# Working with Economic data in Python

This notebook will introduce you to working with data in ``Python``. You can use packages like ``Numpy`` to work with arrays, matrices, and such, and anipulate data (see my [Introduction to Python](./IntroPython.ipynb)). But given the needs of economists it is better to use [Pandas](http://pandas.pydata.org). [Pandas](http://pandas.pydata.org) allows you to import and process data in many useful ways. It interacts greatly with [other packages](http://pydata.org/downloads.html) that complement it making it a very powerful tool for data analysis. 

In [None]:
# Let's import pandas
from __future__ import division
%pylab --no-import-all
%matplotlib inline
import pandas as pd
import numpy as np

With [Pandas](http://pandas.pydata.org) you can 

1. Import many types of data, including
    * CSV files
    * Tab or other types of delimited files 
    * Excel (xls, xlsx) files
    * Stata files
2. Open files directly from a website
3. Merge, select, join data
4. Perform statistical analyses
5. Create plots of your data

and much more

# Examples

Let's start by importing the data from the Penn World Tables

In [None]:
df=pd.read_excel('http://www.rug.nl/ggdc/docs/pwt90.xlsx',sheetname=1)
dfpwt=pd.read_stata('http://www.rug.nl/ggdc/docs/pwt90.dta')

The main object in [Pandas](http://pandas.pydata.org) is a dataframe. 
Here we have created two dataframes based on an Excel file and a Stata file.

``df`` is a dataframe that contains the variable names and their definition, while ``dfpwt`` contains the data. Let's explore them.

In [None]:
df

In [None]:
dfpwt

Now, we can create new variables, transform and plot the data

## Computing $\log$ Income per Capita

To compute the $log$ of income per capita (GDPpc), the first thing we need is to know the name of the column that contains the GDPpc data in the dataframe. To do this, let's find among the variables those whic in their description have the word *capita*.

In [None]:
df.columns

In [None]:
df.loc[df['Variable definition'].apply(lambda x: str(x).lower().find('capita')!=-1)]

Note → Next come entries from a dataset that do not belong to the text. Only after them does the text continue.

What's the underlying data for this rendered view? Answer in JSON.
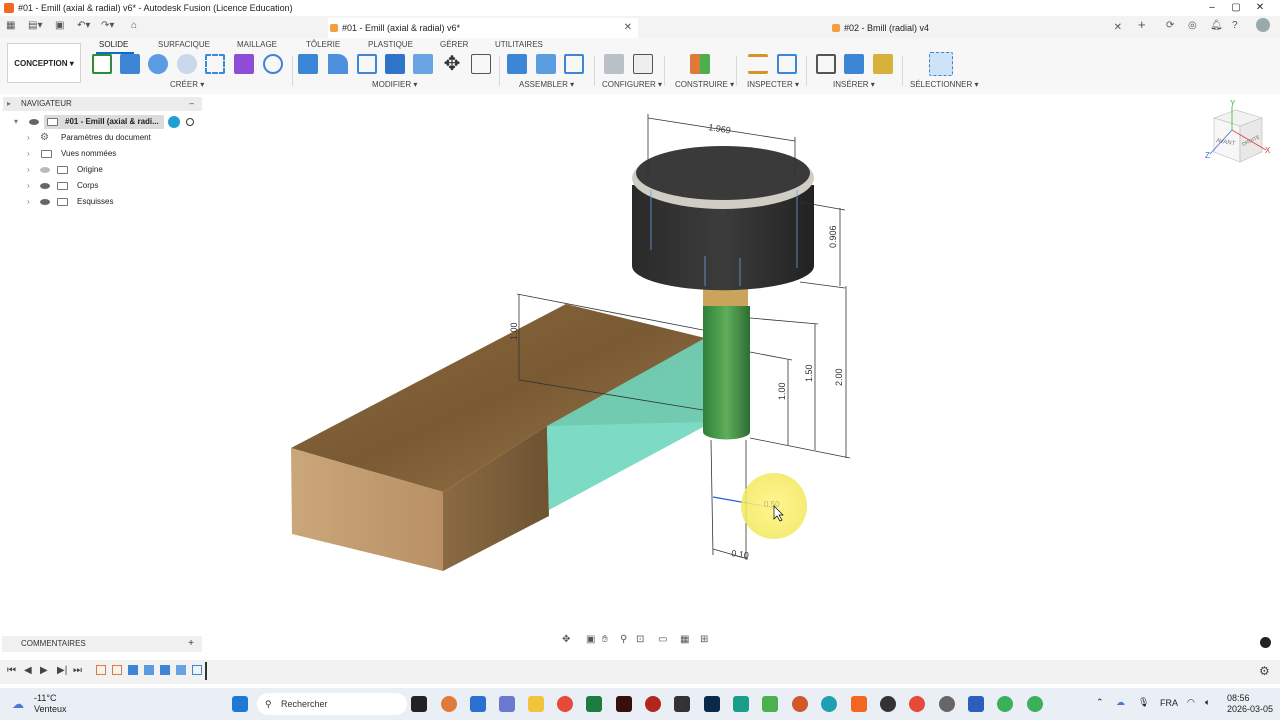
{
  "window": {
    "title": "#01 - Emill (axial & radial) v6* - Autodesk Fusion (Licence Education)"
  },
  "doc_tabs": [
    {
      "label": "#01 - Emill (axial & radial) v6*"
    },
    {
      "label": "#02 - Bmill (radial) v4"
    }
  ],
  "ribbon": {
    "workspace": "CONCEPTION",
    "tabs": [
      "SOLIDE",
      "SURFACIQUE",
      "MAILLAGE",
      "TÔLERIE",
      "PLASTIQUE",
      "GÉRER",
      "UTILITAIRES"
    ],
    "groups": {
      "create": "CRÉER ▾",
      "modify": "MODIFIER ▾",
      "assemble": "ASSEMBLER ▾",
      "configure": "CONFIGURER ▾",
      "construct": "CONSTRUIRE ▾",
      "inspect": "INSPECTER ▾",
      "insert": "INSÉRER ▾",
      "select": "SÉLECTIONNER ▾"
    }
  },
  "navigator": {
    "title": "NAVIGATEUR",
    "root": "#01 - Emill (axial & radi...",
    "items": [
      "Paramètres du document",
      "Vues nommées",
      "Origine",
      "Corps",
      "Esquisses"
    ]
  },
  "viewcube": {
    "front": "AVANT",
    "right": "DROITE",
    "x": "X",
    "y": "Y",
    "z": "Z"
  },
  "dimensions": {
    "d1": "1.969",
    "d2": "0.906",
    "d3": "1.50",
    "d4": "2.00",
    "d5": "1.00",
    "d6": "1.00",
    "d7": "0.50",
    "d8": "0.10"
  },
  "comments": {
    "label": "COMMENTAIRES"
  },
  "taskbar": {
    "weather_temp": "-11°C",
    "weather_desc": "Venteux",
    "search_placeholder": "Rechercher",
    "lang": "FRA",
    "time": "08:56",
    "date": "2026-03-05"
  }
}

So, it seems the data does not contain that variable. But do not panic...we know how to compute it based on *GDP* and *Population*. Let's do it!

### Identify the name of the variable for GDP

In [None]:
df.loc[df['Variable definition'].apply(lambda x: str(x).upper().find('GDP')!=-1)]

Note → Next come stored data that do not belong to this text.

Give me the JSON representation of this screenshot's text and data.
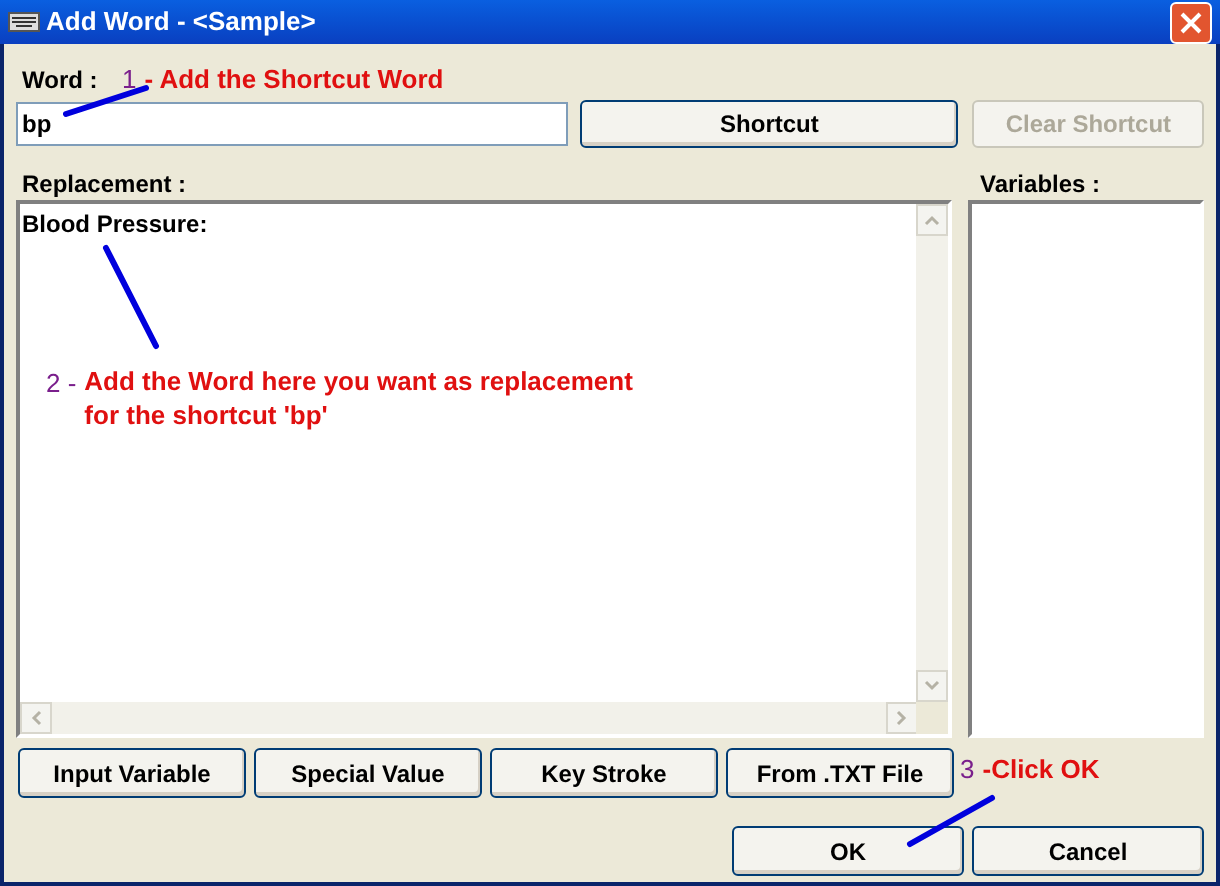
{
  "window": {
    "title": "Add Word - <Sample>"
  },
  "word": {
    "label": "Word :",
    "value": "bp"
  },
  "top_buttons": [
    {
      "label": "Shortcut",
      "disabled": false
    },
    {
      "label": "Clear Shortcut",
      "disabled": true
    }
  ],
  "replacement": {
    "label": "Replacement :",
    "value": "Blood Pressure:"
  },
  "variables": {
    "label": "Variables :"
  },
  "insert_buttons": [
    "Input Variable",
    "Special Value",
    "Key Stroke",
    "From .TXT File"
  ],
  "dialog_buttons": [
    "OK",
    "Cancel"
  ],
  "annotations": [
    {
      "number": "1",
      "text": "- Add the Shortcut Word"
    },
    {
      "number": "2 -",
      "text": "Add the Word here you want as replacement for the shortcut 'bp'"
    },
    {
      "number": "3",
      "text": "-Click OK"
    }
  ]
}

### Identify the name of the variable for population

In [None]:
df.loc[df['Variable definition'].apply(lambda x: str(x).lower().find('population')!=-1)]

### Create a new variable/column with Expenditure-side real GDPpc at chained PPPs

In [None]:
dfpwt['rgdppce'] = dfpwt['rgdpe'] / dfpwt['pop']

### Create a plot of this measure of GDP vs Population for all countries in the last year of the dataset

In [None]:
# Let's figure out the last period
lastperiod = dfpwt.iloc[-1].year
print(lastperiod)

In [None]:
# Select data for last period
dflast = dfpwt.loc[dfpwt.year==lastperiod]

In [None]:
dflast

In [None]:
ax = dflast.plot.scatter(x='pop', y='rgdpe', c='rgdppce', cmap='Reds', )

### Use statistical and mathematical functions to analyze the data

In [None]:
# Describe the data
dfpwt.describe()

In [None]:
dflast.describe()

In [None]:
dflast[['rgdpe', 'rgdppce', 'pop']].corr()

### Excercise: 
1. Create GDPpc measures based on all other measures of GDP
2. Compare these measures using plot, correlations, etc.